If you could give one piece of advice to young scientists or students, what would it be?
“Creativity is more important than genius. Curiosity trumps omniscience. Under-explored roads often lead to the most remarkable places.”
Have you ever made something explode or otherwise wildly go wrong in lab?
“Does blowing minds count as “making something explode”? A few years ago I was working with a community of speakers investigating the distribution of question words like ‘who’, ‘what’, ‘where’, etc. While they weren’t formally trained linguists, a number of these speakers had a sophisticated meta-linguistic awareness that made them functionally equivalent to language scientists. By this, I mean they were capable of making sweeping generalizations about structures in the language and abstracting over a number of facts to arrive at sophisticated and complex hypotheses. After many sessions of me probing the availability of question words in a number of structures and contexts, a number of these speakers independently reached a conclusion about the distribution of these words.
According to them, the generalization was that question words in the language may NEVER appear in embedded (subordinate) clauses. Over the course of the time spent doing fieldwork with these speakers, I had developed a theory to account for this restricted distribution. And like any good scientific theory, my account made a prediction. The prediction was that a certain special rare construction in the language should support question words in embedded clause constructions. As it turns out, the theory proved correct and the demonstration that question words CAN in fact appear in some (but not most) embedded environments absolutely shocked and awed those native speaker consultants who formulated the generalization above. To say that their minds were blown would be an understatement! Mouths agape, they looked at me like I was (in their words) “some kind of language wizard” with supernatural powers. They were stunned by the fact that an outsider who doesn’t speak the language could know something so intimate and complex about the language.
Blowing minds (others’ and my own) is another reason I love science so much.
If you hadn’t pursued science, what would you have done instead?

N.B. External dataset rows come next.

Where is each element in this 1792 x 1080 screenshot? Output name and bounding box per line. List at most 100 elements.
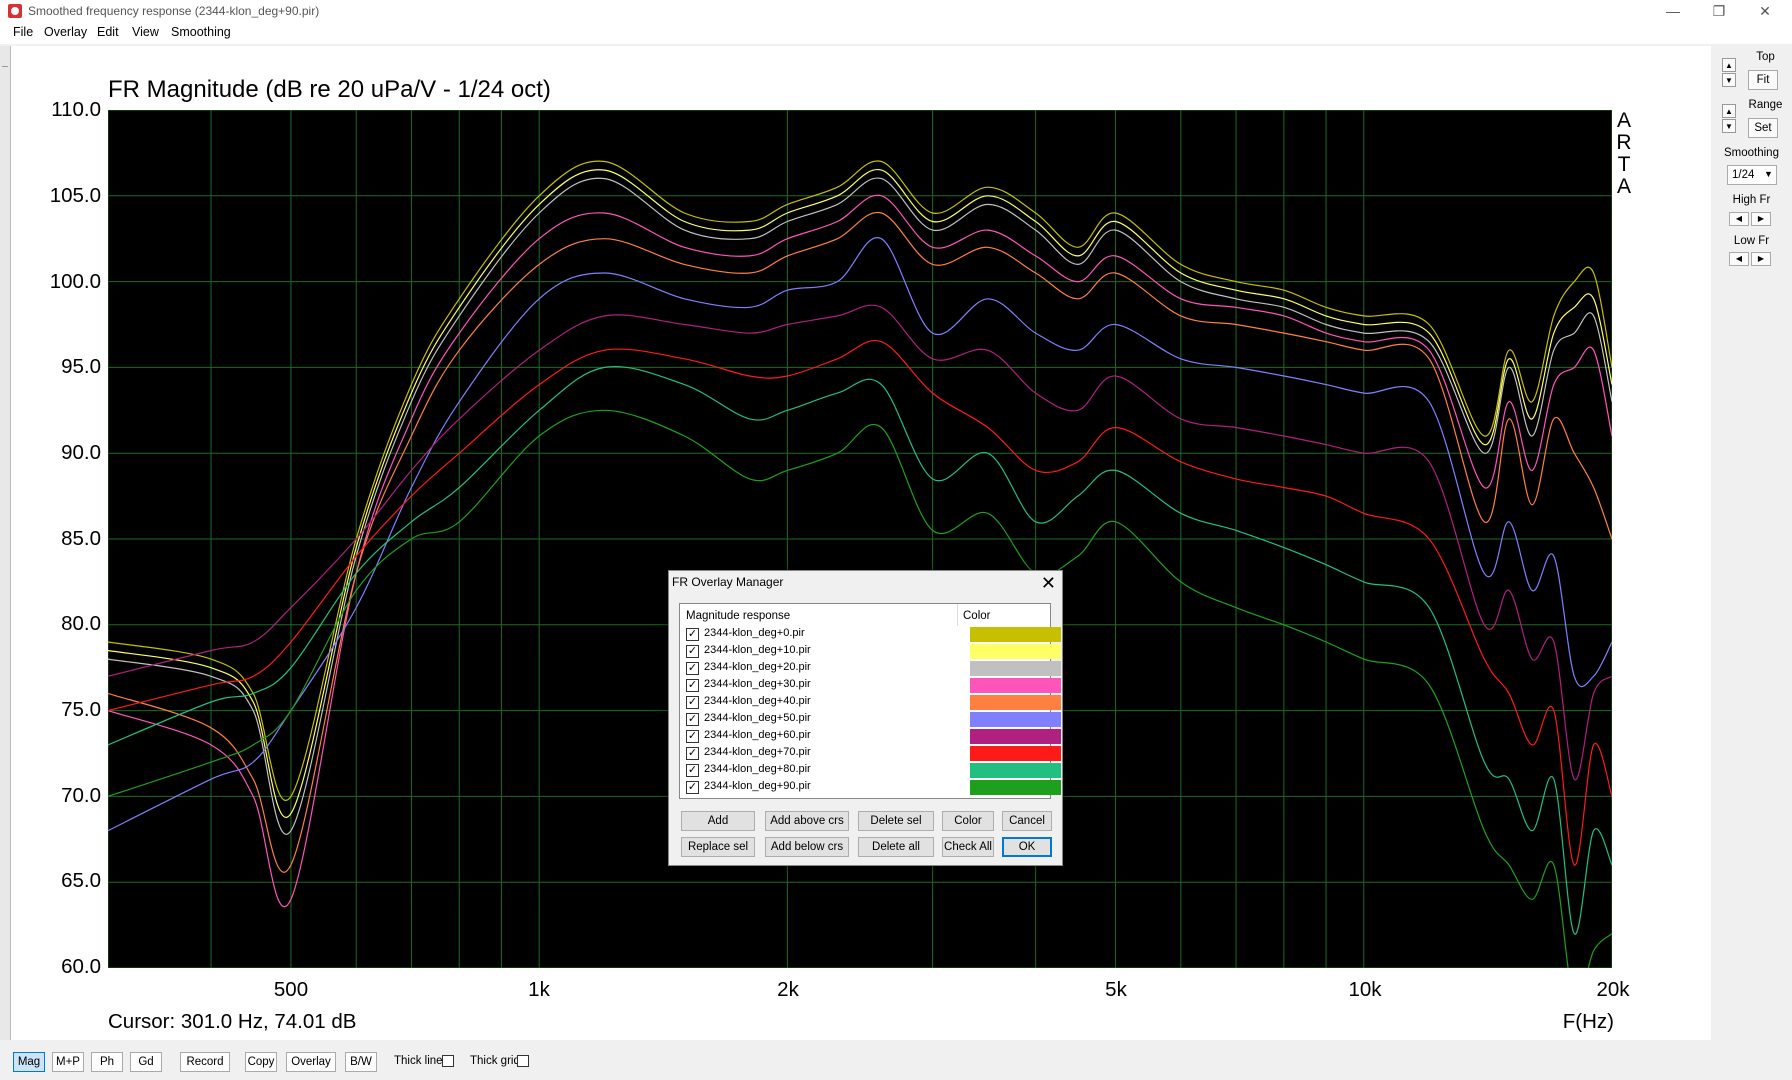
y-tick-label: 60.0: [61, 955, 101, 978]
y-tick-label: 110.0: [51, 98, 101, 121]
mag-button[interactable]: Mag: [13, 1052, 45, 1072]
item-checkbox[interactable]: ✓: [686, 645, 699, 658]
top-down-arrow-icon[interactable]: ▼: [1722, 73, 1736, 87]
color-swatch[interactable]: [970, 661, 1061, 676]
delete-selected-button[interactable]: Delete sel: [858, 811, 934, 831]
low-fr-label: Low Fr: [1733, 235, 1770, 247]
item-filename: 2344-klon_deg+70.pir: [704, 746, 811, 758]
fit-button[interactable]: Fit: [1748, 70, 1778, 90]
item-checkbox[interactable]: ✓: [686, 764, 699, 777]
color-swatch[interactable]: [970, 644, 1061, 659]
gd-button[interactable]: Gd: [130, 1052, 162, 1072]
list-item[interactable]: ✓ 2344-klon_deg+0.pir: [680, 626, 1061, 643]
smoothing-label: Smoothing: [1724, 147, 1779, 159]
right-control-panel: ▲ ▼ Top Fit ▲ ▼ Range Set Smoothing 1/24…: [1711, 46, 1792, 1040]
x-tick-label: 1k: [528, 978, 550, 1001]
list-item[interactable]: ✓ 2344-klon_deg+70.pir: [680, 745, 1061, 762]
thick-line-checkbox[interactable]: [442, 1055, 454, 1067]
item-filename: 2344-klon_deg+80.pir: [704, 763, 811, 775]
color-swatch[interactable]: [970, 678, 1061, 693]
list-item[interactable]: ✓ 2344-klon_deg+20.pir: [680, 660, 1061, 677]
item-checkbox[interactable]: ✓: [686, 730, 699, 743]
watermark-letter: A: [1616, 109, 1631, 132]
dialog-close-icon[interactable]: ✕: [1041, 571, 1056, 595]
list-item[interactable]: ✓ 2344-klon_deg+40.pir: [680, 694, 1061, 711]
dialog-title: FR Overlay Manager: [672, 575, 784, 589]
color-swatch[interactable]: [970, 627, 1061, 642]
replace-selected-button[interactable]: Replace sel: [681, 837, 755, 857]
restore-button[interactable]: ❐: [1696, 0, 1742, 22]
range-down-arrow-icon[interactable]: ▼: [1722, 119, 1736, 133]
list-item[interactable]: ✓ 2344-klon_deg+80.pir: [680, 762, 1061, 779]
x-tick-label: 500: [273, 978, 309, 1001]
ph-button[interactable]: Ph: [91, 1052, 123, 1072]
check-all-button[interactable]: Check All: [942, 837, 994, 857]
column-header-response[interactable]: Magnitude response: [686, 610, 790, 622]
overlay-button[interactable]: Overlay: [286, 1052, 336, 1072]
overlay-list[interactable]: Magnitude response Color ✓ 2344-klon_deg…: [679, 603, 1061, 799]
low-fr-left-arrow-icon[interactable]: ◀: [1729, 252, 1749, 266]
item-checkbox[interactable]: ✓: [686, 628, 699, 641]
list-item[interactable]: ✓ 2344-klon_deg+10.pir: [680, 643, 1061, 660]
color-swatch[interactable]: [970, 763, 1061, 778]
item-filename: 2344-klon_deg+60.pir: [704, 729, 811, 741]
x-tick-label: 5k: [1105, 978, 1127, 1001]
cancel-button[interactable]: Cancel: [1002, 811, 1052, 831]
list-item[interactable]: ✓ 2344-klon_deg+50.pir: [680, 711, 1061, 728]
list-item[interactable]: ✓ 2344-klon_deg+30.pir: [680, 677, 1061, 694]
item-filename: 2344-klon_deg+40.pir: [704, 695, 811, 707]
m-plus-p-button[interactable]: M+P: [52, 1052, 84, 1072]
menu-overlay[interactable]: Overlay: [44, 25, 87, 39]
minimize-button[interactable]: —: [1650, 0, 1696, 22]
color-swatch[interactable]: [970, 695, 1061, 710]
list-item[interactable]: ✓ 2344-klon_deg+60.pir: [680, 728, 1061, 745]
color-button[interactable]: Color: [942, 811, 994, 831]
high-fr-left-arrow-icon[interactable]: ◀: [1729, 212, 1749, 226]
color-swatch[interactable]: [970, 780, 1061, 795]
title-bar: Smoothed frequency response (2344-klon_d…: [0, 0, 1792, 22]
color-swatch[interactable]: [970, 712, 1061, 727]
color-swatch[interactable]: [970, 746, 1061, 761]
menu-view[interactable]: View: [132, 25, 159, 39]
bw-button[interactable]: B/W: [345, 1052, 377, 1072]
x-tick-label: 10k: [1348, 978, 1382, 1001]
item-checkbox[interactable]: ✓: [686, 747, 699, 760]
top-label: Top: [1756, 51, 1775, 63]
thick-line-label: Thick line: [394, 1055, 443, 1067]
app-icon: [8, 4, 22, 18]
ok-button[interactable]: OK: [1002, 837, 1052, 857]
range-label: Range: [1748, 99, 1783, 111]
list-item[interactable]: ✓ 2344-klon_deg+90.pir: [680, 779, 1061, 796]
item-checkbox[interactable]: ✓: [686, 713, 699, 726]
item-checkbox[interactable]: ✓: [686, 662, 699, 675]
item-checkbox[interactable]: ✓: [686, 696, 699, 709]
item-filename: 2344-klon_deg+90.pir: [704, 780, 811, 792]
menu-edit[interactable]: Edit: [97, 25, 119, 39]
copy-button[interactable]: Copy: [245, 1052, 277, 1072]
delete-all-button[interactable]: Delete all: [858, 837, 934, 857]
add-above-cursor-button[interactable]: Add above crs: [765, 811, 849, 831]
low-fr-right-arrow-icon[interactable]: ▶: [1751, 252, 1771, 266]
menu-file[interactable]: File: [13, 25, 33, 39]
item-checkbox[interactable]: ✓: [686, 679, 699, 692]
watermark-letter: T: [1617, 153, 1631, 176]
graph-title: FR Magnitude (dB re 20 uPa/V - 1/24 oct): [108, 76, 551, 103]
overlay-manager-dialog: FR Overlay Manager ✕ Magnitude response …: [668, 570, 1063, 866]
thick-grid-checkbox[interactable]: [517, 1055, 529, 1067]
y-tick-label: 70.0: [61, 784, 101, 807]
y-tick-label: 85.0: [61, 527, 101, 550]
menu-smoothing[interactable]: Smoothing: [171, 25, 231, 39]
item-filename: 2344-klon_deg+30.pir: [704, 678, 811, 690]
window-title: Smoothed frequency response (2344-klon_d…: [28, 4, 320, 18]
x-tick-label: 20k: [1596, 978, 1630, 1001]
add-below-cursor-button[interactable]: Add below crs: [765, 837, 849, 857]
set-button[interactable]: Set: [1748, 118, 1778, 138]
color-swatch[interactable]: [970, 729, 1061, 744]
high-fr-right-arrow-icon[interactable]: ▶: [1751, 212, 1771, 226]
column-header-color[interactable]: Color: [963, 610, 990, 622]
y-tick-label: 100.0: [49, 270, 101, 293]
record-button[interactable]: Record: [180, 1052, 230, 1072]
item-checkbox[interactable]: ✓: [686, 781, 699, 794]
add-button[interactable]: Add: [681, 811, 755, 831]
close-window-button[interactable]: ✕: [1742, 0, 1788, 22]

“I would help recording artists with the ordering/track sequencing of their albums. I grew up in the era of mix tapes and to this day still make them. I put an absurd amount of thought and effort into the order of the songs and the flow/feeling that the ordering gives rise to. For me, 90% of all albums do not have thoughtful or effective track orders. So for 90% of the albums I listen to, I spend just as much time reordering the tracks as I do listening to them. Having done this for several decades now, I would say that I’ve gotten pretty good at it. The real question, though, is would anyone hire me to sequence their album?”
If you were a lab animal/model organism, which would you be and why?

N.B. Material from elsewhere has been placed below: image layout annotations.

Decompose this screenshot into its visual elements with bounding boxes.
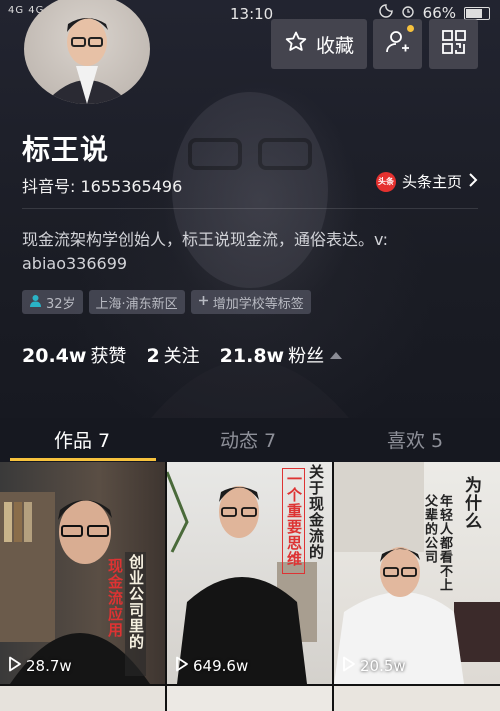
tab-likes[interactable]: 喜欢 5: [387, 426, 443, 453]
likes-count: 20.4w: [22, 345, 87, 367]
video-thumbnail[interactable]: 创业公司里的 现金流应用 28.7w: [0, 462, 165, 684]
age-tag-label: 32岁: [46, 296, 76, 312]
tab-dynamics[interactable]: 动态 7: [220, 426, 276, 453]
fans-label: 粉丝: [288, 346, 325, 367]
video-overlay-title: 创业公司里的: [125, 552, 146, 676]
play-icon: [175, 656, 189, 676]
divider: [22, 208, 478, 209]
play-icon: [342, 656, 356, 676]
toutiao-logo: 头条: [375, 171, 396, 192]
qr-code-button[interactable]: [429, 19, 478, 69]
video-thumbnail[interactable]: [167, 686, 332, 711]
toutiao-label: 头条主页: [401, 173, 462, 191]
battery-icon: [464, 6, 490, 20]
tab-works[interactable]: 作品 7: [54, 426, 110, 453]
fans-count: 21.8w: [219, 345, 285, 367]
age-tag: 32岁: [22, 290, 83, 314]
toutiao-homepage-link[interactable]: 头条 头条主页: [375, 171, 478, 192]
favorite-button[interactable]: 收藏: [271, 19, 367, 69]
add-tags-label: 增加学校等标签: [212, 296, 304, 312]
video-overlay-subtitle: 现金流应用: [106, 558, 124, 638]
following-label: 关注: [163, 346, 200, 367]
video-thumbnail[interactable]: 关于现金流的 一个重要思维 649.6w: [167, 462, 332, 684]
location-tag-label: 上海·浦东新区: [95, 296, 178, 312]
profile-name: 标王说: [22, 133, 110, 166]
profile-stats: 20.4w 获赞 2 关注 21.8w 粉丝: [22, 342, 362, 368]
view-count-value: 649.6w: [193, 657, 249, 675]
video-thumbnail[interactable]: 为什么 年轻人都看不上父辈的公司 20.5w: [334, 462, 500, 684]
person-icon: [29, 294, 42, 311]
video-thumbnail[interactable]: [334, 686, 500, 711]
profile-tags: 32岁 上海·浦东新区 增加学校等标签: [22, 290, 311, 314]
video-overlay-title: 关于现金流的: [307, 464, 325, 560]
view-count: 28.7w: [8, 656, 72, 676]
view-count: 649.6w: [175, 656, 248, 676]
fans-stat[interactable]: 21.8w 粉丝: [219, 342, 343, 368]
battery-fill: [466, 8, 482, 18]
active-tab-indicator: [10, 458, 156, 461]
likes-label: 获赞: [90, 346, 127, 367]
star-icon: [284, 30, 308, 59]
profile-bio: 现金流架构学创始人，标王说现金流，通俗表达。v: abiao336699: [22, 230, 388, 273]
profile-tabs: 作品 7 动态 7 喜欢 5: [0, 418, 500, 462]
qr-code-icon: [441, 29, 467, 59]
likes-stat[interactable]: 20.4w 获赞: [22, 342, 126, 368]
view-count-value: 20.5w: [360, 657, 406, 675]
location-tag: 上海·浦东新区: [88, 290, 185, 314]
add-friend-button[interactable]: [373, 19, 422, 69]
add-tags-button[interactable]: 增加学校等标签: [190, 290, 311, 314]
view-count: 20.5w: [342, 656, 406, 676]
status-time: 13:10: [230, 5, 274, 23]
notification-dot: [407, 25, 414, 32]
douyin-id[interactable]: 抖音号: 1655365496: [22, 173, 182, 197]
chevron-right-icon: [468, 172, 478, 191]
following-count: 2: [146, 345, 160, 367]
video-thumbnail[interactable]: [0, 686, 165, 711]
play-icon: [8, 656, 22, 676]
favorite-label: 收藏: [315, 34, 354, 57]
video-grid: 创业公司里的 现金流应用 28.7w 关于现金流的 一个重要思维 649.6w: [0, 462, 500, 711]
plus-icon: [198, 295, 209, 310]
add-user-icon: [385, 29, 411, 59]
video-overlay-subtitle: 一个重要思维: [282, 468, 305, 574]
following-stat[interactable]: 2 关注: [146, 342, 199, 368]
video-overlay-subtitle: 年轻人都看不上父辈的公司: [422, 494, 452, 592]
caret-up-icon: [330, 352, 343, 359]
view-count-value: 28.7w: [26, 657, 72, 675]
video-overlay-title: 为什么: [461, 476, 481, 530]
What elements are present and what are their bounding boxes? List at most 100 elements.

“As a vegan, I’m conflicted about the use of animals/model organisms in the lab. So, let’s change the question to “If you were an animal, which would you be and why?”. My answer to that question is a doe. When I go on long runs, I imagine myself as a female deer, gracefully and energetically bounding through the forest, powered by leaves & plants and characterized by gentility and sensitivity . . .”
If the building was burning, what single item would you grab as you ran out the door and why?
“Since I don’t consider myself or my loved ones “items”, I would grab nothing. No single thing I own defines me or is irreplaceable. (Not even my field notebooks, guitars or record collection.) For me, life is about experiences, not things; inner growth and development, not material reliance or accumulation.”